Tan constante como cada tercer día, para usar una fórmula coloquial, las voces de la élite gobernante del mundo nos recuerdan la fragilidad de la aparente paz global imperante, sabidas las excepciones de la guerra de Rusia y Ucrania, la invasión israelí en Gaza frente a los atentados recurrentes de Hamás y Hizbulá, el bombardeo de Estados Unidos a Yemen y algunas escaramuzas fronterizas entre las Coreas o en India y Pakistán.
La espiral que empezaba a amainar al paso del siglo XX, con no pocos episodios en el camino, como el genocidio en Ruanda y la guerra de los Balcanes, tuvo una reactivación definitiva con los atentados del 11-S, que la ensayista británica Karen Armstrong anticipaba en el libro Los orígenes del fundamentalismo en el judaísmo, el cristianismo y el islam (Tusquets Editores, 2004), publicado en su país un año antes del horror en las Torres Gemelas y el Pentágono.
Cuando habla de los fundamentalismos, sea cual sea su credo, apunta que no les interesa la democracia, la tolerancia religiosa, el mantenimiento de la paz, la libertad de expresión o la separación de la Iglesia y el Estado, a menudo obstinadamente opuestos a los valores más positivos de la sociedad moderna, desde aquellos que reinaron en algún momento en la polis griega, los de la Ilustración y los legados por el siglo XX después de dos conflagraciones mundiales.

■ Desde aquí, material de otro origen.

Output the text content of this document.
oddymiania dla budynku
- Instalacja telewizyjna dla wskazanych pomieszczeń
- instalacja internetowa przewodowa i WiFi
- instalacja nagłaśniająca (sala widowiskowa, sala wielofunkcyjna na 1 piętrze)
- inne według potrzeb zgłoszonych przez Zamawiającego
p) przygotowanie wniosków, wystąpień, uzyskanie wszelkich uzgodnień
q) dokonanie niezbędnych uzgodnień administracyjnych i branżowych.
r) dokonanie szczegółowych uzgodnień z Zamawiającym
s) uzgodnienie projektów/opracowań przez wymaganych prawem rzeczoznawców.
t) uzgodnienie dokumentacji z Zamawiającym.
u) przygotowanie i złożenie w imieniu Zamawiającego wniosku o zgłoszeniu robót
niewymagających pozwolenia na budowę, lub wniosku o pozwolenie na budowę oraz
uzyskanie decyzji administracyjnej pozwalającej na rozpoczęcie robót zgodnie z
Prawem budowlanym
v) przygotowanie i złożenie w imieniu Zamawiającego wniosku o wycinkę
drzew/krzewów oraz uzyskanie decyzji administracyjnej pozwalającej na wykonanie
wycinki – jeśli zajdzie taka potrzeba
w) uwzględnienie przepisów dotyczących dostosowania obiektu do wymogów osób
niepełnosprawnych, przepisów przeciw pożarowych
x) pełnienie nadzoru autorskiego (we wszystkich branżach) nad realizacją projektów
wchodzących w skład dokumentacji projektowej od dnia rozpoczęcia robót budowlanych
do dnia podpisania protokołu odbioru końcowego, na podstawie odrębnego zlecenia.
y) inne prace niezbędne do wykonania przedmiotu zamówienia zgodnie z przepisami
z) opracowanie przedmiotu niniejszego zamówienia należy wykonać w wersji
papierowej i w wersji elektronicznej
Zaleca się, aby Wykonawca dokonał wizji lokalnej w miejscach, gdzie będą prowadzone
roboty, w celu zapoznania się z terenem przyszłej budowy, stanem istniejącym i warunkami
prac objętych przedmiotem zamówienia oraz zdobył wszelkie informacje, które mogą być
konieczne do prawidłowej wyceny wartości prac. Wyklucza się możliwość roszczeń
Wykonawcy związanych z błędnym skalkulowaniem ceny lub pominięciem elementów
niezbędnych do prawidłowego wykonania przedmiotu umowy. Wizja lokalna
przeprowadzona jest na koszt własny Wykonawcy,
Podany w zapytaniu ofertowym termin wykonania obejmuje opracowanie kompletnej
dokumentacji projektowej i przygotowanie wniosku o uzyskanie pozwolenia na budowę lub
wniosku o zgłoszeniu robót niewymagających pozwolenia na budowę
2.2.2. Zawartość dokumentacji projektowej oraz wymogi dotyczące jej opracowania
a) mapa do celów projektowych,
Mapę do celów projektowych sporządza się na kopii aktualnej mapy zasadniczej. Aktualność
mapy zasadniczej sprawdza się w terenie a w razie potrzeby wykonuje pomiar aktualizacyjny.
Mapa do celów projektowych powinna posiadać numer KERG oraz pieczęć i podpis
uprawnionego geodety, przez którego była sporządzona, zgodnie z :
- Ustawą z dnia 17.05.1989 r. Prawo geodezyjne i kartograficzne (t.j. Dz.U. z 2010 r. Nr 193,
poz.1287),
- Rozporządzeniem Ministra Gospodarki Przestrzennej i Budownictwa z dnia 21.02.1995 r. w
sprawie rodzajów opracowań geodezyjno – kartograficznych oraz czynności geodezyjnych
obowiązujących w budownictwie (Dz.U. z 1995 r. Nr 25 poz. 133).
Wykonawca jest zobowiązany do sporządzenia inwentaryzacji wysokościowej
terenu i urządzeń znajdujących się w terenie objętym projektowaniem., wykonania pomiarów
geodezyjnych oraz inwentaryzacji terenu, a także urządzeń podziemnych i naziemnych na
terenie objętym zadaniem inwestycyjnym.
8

Cuando parecía que el laicismo llevaba una tendencia irreversible, de Copérnico a Kant, de Darwin a Freud, de Nietzsche a Camus, el resurgimiento del Génesis y otros libros sagrados ante los descubrimientos de la biología y la física ha reactivado a su vez la lucha de los fundamentalismos que no la ven como política y convencional, sino que la viven como una guerra cósmica entre las fuerzas del bien y del mal. Hoy esos delirios tienen la paz mundial en un hilo, pues son los que rigen las decisiones en Moscú, en Washington, en Jerusalén y en Teherán.
Dice Armstrong: “Los fundamentalistas ven la conspiración por todas partes y a veces están poseídos por un frenesí que parece demoniaco”. Así mero.